The political and ideological interests of Orthodox Jews often coincide with various conservative agendas. I, for one, would love to receive school vouchers. Kashrut, yeshiva tuition, home prices and rents in Jewish communities are expensive, so tea party style tax breaks would be particularly welcome by most people I know. As I live in a community that absorbed Jewish refugees from the Middle East, and have family living in Israel, I have little patience or sympathy for international thugs or coy flotillas, although I realize that international policy is nuanced and that pragmatism often trumps principle.
But we are not ideological twins with any group within the conservative movement. The Martin Grossman saga raised questions as to whether, behind the law-and-order rhetoric of many Orthodox Jews, Judaism really can support the death penalty. It seems to me that a nation with a strong welfare system is probably more in tune with the community values of the Torah than the conservative notion of fend-for-yourself individualism. The halachic marketplace may be capitalistic, but it is also highly regulated by laws relating to interest, competition, permissible profit margins, among many other laws.

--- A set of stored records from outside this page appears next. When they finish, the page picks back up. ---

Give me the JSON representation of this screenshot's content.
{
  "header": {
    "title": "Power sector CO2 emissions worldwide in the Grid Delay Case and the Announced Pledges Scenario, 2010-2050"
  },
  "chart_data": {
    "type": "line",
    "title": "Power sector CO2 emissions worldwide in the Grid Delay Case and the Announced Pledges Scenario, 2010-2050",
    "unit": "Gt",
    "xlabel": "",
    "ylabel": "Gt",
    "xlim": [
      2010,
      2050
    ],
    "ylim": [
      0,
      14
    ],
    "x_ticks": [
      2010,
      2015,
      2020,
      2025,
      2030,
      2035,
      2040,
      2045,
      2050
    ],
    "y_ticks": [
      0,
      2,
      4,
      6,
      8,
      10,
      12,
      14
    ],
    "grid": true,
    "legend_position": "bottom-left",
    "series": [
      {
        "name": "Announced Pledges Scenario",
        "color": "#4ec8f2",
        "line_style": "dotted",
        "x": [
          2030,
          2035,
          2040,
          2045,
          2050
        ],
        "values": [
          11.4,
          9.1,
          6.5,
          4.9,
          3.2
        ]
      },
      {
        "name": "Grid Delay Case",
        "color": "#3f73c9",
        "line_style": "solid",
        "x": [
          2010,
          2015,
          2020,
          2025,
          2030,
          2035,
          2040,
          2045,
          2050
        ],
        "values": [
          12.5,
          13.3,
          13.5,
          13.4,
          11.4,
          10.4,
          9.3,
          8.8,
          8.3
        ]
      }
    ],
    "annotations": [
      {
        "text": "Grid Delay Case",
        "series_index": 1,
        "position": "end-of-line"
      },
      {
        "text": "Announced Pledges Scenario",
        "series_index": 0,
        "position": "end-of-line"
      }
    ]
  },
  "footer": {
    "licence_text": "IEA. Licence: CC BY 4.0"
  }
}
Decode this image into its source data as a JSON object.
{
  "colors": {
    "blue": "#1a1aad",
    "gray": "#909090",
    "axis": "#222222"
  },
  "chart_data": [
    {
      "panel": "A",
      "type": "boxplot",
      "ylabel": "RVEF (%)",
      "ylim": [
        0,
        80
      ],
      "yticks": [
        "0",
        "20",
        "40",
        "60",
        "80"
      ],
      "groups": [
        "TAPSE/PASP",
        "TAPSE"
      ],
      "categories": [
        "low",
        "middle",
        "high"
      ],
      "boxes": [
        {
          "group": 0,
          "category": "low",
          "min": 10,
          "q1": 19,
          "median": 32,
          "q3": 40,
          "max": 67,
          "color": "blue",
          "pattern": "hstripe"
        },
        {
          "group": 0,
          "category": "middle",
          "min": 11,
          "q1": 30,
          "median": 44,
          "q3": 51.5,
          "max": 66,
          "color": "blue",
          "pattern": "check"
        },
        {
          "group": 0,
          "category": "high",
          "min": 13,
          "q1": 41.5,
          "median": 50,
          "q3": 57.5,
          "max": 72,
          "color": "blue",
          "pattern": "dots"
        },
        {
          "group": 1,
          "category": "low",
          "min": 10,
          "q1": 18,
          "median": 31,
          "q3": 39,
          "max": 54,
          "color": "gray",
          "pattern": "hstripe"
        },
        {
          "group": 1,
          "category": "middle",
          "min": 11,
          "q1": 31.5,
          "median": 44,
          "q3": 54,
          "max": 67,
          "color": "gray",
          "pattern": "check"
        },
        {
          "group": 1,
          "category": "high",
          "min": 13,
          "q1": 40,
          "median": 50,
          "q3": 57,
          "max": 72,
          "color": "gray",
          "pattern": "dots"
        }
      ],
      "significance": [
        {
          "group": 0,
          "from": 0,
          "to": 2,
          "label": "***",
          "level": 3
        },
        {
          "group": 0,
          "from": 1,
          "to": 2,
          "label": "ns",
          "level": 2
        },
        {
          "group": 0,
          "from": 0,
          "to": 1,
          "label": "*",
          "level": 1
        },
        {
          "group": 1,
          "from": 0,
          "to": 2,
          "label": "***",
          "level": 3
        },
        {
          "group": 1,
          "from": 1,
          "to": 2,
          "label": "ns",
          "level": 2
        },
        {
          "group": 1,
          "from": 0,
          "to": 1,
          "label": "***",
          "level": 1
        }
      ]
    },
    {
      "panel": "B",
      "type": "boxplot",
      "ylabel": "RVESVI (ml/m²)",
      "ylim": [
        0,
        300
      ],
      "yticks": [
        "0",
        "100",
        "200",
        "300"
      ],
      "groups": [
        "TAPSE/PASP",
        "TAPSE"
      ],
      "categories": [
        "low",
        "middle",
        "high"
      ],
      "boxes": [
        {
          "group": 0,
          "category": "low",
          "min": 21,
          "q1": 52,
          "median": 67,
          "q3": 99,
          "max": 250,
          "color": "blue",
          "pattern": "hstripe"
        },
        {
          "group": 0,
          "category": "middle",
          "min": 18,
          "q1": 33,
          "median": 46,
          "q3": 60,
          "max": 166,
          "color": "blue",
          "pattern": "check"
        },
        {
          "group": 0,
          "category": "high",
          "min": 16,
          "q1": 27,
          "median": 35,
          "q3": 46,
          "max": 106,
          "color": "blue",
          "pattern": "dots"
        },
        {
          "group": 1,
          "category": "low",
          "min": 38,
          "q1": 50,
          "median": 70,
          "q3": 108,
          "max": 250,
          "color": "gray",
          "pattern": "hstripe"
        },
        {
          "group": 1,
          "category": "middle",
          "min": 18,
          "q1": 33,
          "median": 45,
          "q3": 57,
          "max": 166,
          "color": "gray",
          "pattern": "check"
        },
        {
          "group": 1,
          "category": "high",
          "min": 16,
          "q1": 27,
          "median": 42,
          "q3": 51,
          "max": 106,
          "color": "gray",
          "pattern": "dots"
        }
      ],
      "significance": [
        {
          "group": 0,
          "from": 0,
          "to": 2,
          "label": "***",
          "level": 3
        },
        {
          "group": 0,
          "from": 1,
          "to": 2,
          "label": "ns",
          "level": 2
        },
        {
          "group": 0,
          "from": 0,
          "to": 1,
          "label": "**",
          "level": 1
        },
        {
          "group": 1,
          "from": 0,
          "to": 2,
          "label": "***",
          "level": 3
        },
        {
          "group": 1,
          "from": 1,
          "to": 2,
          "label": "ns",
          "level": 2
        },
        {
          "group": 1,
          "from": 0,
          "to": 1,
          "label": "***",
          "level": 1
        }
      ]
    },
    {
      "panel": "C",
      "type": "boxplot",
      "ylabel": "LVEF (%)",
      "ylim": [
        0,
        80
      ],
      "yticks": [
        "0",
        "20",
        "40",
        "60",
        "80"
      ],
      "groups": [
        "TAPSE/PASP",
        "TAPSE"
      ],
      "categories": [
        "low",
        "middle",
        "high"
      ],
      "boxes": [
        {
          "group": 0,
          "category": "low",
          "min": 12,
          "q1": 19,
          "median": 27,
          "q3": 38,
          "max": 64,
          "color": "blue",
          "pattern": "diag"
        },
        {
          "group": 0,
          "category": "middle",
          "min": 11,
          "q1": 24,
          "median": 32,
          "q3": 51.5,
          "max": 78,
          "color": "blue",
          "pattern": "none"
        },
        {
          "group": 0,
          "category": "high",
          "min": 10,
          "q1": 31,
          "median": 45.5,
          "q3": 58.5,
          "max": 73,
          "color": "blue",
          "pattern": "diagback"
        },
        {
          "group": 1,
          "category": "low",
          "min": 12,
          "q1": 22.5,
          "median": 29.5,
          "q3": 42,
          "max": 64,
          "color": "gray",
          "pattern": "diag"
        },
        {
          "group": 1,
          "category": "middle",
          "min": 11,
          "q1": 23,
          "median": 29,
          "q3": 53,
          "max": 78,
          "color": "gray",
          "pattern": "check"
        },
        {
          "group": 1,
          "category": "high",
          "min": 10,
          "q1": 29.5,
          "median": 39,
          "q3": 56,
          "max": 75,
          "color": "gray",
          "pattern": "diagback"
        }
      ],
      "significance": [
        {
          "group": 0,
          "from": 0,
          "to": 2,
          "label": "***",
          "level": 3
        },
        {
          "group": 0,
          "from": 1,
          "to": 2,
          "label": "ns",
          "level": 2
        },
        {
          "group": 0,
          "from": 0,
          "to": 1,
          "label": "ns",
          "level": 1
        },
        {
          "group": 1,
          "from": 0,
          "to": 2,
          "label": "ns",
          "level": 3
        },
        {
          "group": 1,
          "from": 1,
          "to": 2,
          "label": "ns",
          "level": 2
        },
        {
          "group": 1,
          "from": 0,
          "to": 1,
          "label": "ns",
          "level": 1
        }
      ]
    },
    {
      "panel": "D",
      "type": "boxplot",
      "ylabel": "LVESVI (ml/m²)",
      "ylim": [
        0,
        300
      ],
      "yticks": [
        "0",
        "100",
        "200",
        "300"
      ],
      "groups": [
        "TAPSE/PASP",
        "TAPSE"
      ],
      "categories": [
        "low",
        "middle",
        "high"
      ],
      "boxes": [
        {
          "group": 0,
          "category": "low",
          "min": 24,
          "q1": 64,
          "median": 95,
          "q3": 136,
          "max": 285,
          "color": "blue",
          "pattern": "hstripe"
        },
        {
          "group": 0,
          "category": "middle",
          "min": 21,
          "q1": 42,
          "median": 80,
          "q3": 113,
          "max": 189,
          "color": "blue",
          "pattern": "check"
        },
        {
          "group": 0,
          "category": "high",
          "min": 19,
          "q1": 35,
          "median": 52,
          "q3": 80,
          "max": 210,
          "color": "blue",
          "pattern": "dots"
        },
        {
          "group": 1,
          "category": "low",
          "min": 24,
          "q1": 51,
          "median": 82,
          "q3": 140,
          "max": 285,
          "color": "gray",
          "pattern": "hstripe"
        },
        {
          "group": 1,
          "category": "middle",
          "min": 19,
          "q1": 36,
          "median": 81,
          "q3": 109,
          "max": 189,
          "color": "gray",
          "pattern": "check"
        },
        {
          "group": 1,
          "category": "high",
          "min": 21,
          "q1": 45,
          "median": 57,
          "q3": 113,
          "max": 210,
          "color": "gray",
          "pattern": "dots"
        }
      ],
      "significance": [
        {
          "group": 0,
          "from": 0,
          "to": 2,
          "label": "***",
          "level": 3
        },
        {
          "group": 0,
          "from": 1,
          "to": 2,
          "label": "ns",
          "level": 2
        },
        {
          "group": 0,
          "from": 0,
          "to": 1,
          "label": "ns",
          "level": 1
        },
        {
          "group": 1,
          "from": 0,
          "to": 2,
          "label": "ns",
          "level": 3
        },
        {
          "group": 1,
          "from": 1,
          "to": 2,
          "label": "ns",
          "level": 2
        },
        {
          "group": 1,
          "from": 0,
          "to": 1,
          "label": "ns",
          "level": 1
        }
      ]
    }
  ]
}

This ideological disparity is one reason why we should be wary of aligning ourselves too closely with any conservative group, even if we do indeed support specific candidates or policies. But beyond the mere ideological disparity, there’s a particular danger in aligning ourselves with a movement that may turn out to be a political dead end, especially if the alliance is premised on political expediency rather than a commitment to sharing core values. If (and when) the movement loses momentum, our political activism may stall with it. Worse, if (and when) the movement is discredited for lacking a coherent policy, for supporting candidates who are populist, but politically obtuse and/or narrow minded bigots, we risk becoming discredited ourselves. Our own political voice will be lost when it counts.
Yesterday’s New York Times ran an article, Agendas of Paladino and Rabbi Meld which described Rabbi Yehuda Levin’s tea party enthusiasm and backing of Carl Paladino as the Republican candidate for governor:
The visit had strategic appeal for both sides: Mr. Paladino, an anti-abortion, anti-gay-marriage Roman Catholic businessman from Buffalo, hoped to find like-minded voters among the politically and socially conservative Orthodox Jews of Brooklyn. And Mr. Levin, who has long dreamed of creating “an Orthodox Tea Party,” as he put it, was eager to help, in part by lining up appearances for Mr. Paladino at synagogues and yeshivas.
I’m not really sure who Rabbi Levin is, but I hope he has less influence in the Jewish communities than he’s being given credit for. He did more than just pick the wrong guy and the wrong movement to hook up with. The Republic party, and likely tea party leaders as well, are trying to disown Paladino over anti-gay remarks prepared by Rabbi Levin. Even if Rabbi Levin, as he says, “stands ready to defend the content” of the portions of the speech he drafted, this is not the kind of political involvement we need.
In fact, just the idea of an Orthodox Tea Party is preposterous, since there’s nothing Orthodox about the tea party’s platform (or lack thereof). The tea party may be influencing national politics right now, but it can’t last in its current form, based more on whipped up, often disingenuous, outrage than on real policy. And when there is a backlash, the interests of Jewish communities don’t have to be there to go down with it.